The Tax Court held that no loss deduction was allowable because it had not been shown that the decedent acquired the note either in a business transaction or in one entered into for profit and, accordingly, upheld the Commissioner’s determination without finding it necessary to deal with any other questions.
This loss deduction was claimed under Sec. 23(e) (2) I.R.C, 26 U.S.C.A. § 23(e) (2), and its allowance is, by the terms of the statute, conditioned upon its having been sustained by the taxpayer in a “transaction entered into for profit”. But, whether the decedent acquired it in such a transaction is not decisive since the estate is a taxpayer separate and distinct from the decedent. Sections 161, I.R.C, 26 U.S.C.A. § 161; Herbert’s Estate v.

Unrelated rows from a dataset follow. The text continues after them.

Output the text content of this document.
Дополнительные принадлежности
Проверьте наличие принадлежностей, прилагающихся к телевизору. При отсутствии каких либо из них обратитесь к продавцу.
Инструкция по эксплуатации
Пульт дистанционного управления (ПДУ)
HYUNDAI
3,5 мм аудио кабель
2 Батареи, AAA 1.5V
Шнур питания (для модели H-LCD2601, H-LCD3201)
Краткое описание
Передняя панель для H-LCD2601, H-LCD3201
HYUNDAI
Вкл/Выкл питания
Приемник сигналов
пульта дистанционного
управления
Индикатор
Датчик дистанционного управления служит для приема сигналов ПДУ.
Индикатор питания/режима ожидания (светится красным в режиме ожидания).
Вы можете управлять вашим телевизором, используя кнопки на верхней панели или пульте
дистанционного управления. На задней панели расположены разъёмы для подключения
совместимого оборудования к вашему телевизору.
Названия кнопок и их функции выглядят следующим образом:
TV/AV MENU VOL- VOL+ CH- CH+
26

Commissioner, 3 Cir, 139 F.2d 756, certiorari denied, 322 U.S. 752, 64 S.Ct. 1263, 88 L.Ed. 1582. The controlling consideration is, therefore, whether the acquisition of the obligation by the executor in behalf of the estate was a “transaction entered into1 for profit” in the statutory sense. That it was follows from the nature of the duty of the executor in dealing with assets of the estate coming into his hands. That düty excludes the possibility of his holding this asset for any personal use. Cf. Carnwick v. Commissioner, 9 T.C. 756. On the contrary, it required him to dispose of it on the best terms possible and to account to the estate for whatever, if anything, he could legitimately get above the amount at what it was valued when he acquired it. That his collection of the obligation was a disposition of it on the best possible terms stands unquestioned on this record. Collection was a taxable event. Herbert’s Estate v. Commissioner, supra; Hatch v. Commissioner, 2 Cir, 190 F.2d 254; Helvering v. Roth, 2 Cir, 115 F.2d 239. Since the most he could get was less than the value of the asset when he acquired it a transaction entered into for profit resulted in a deductible loss.
When the note was paid in blocked pounds, the taxpayer “realized” the value in dollars of such foreign currency in that taxable year notwithstanding the fact that, because the pounds were “blocked,” the recipient was then unable to convert them into American money. Eder v. Commissioner, 2 Cir, 138 F.2d 27. By the same token, the taxpayer sustained a loss when the note was so paid and that fixed the time as of which the loss was allowable. It may be that the loss was actually more than claimed for that has been computed by the taxpayer on the basis of unblocked pounds while blocked pounds were presumably worth less. However, it is obvious that the loss was at least as great as that claimed and the petitioner is entitled to that part which has been proved regardless of whether it may have been more. Cf. Cohan v. Commissioner, 2 Cir, 39 F.2d 540.
Decision reversed and cause remanded for an allowance of the loss claimed.

. Section 23(e) also permits deductions of other sorts of losses not here pertinent.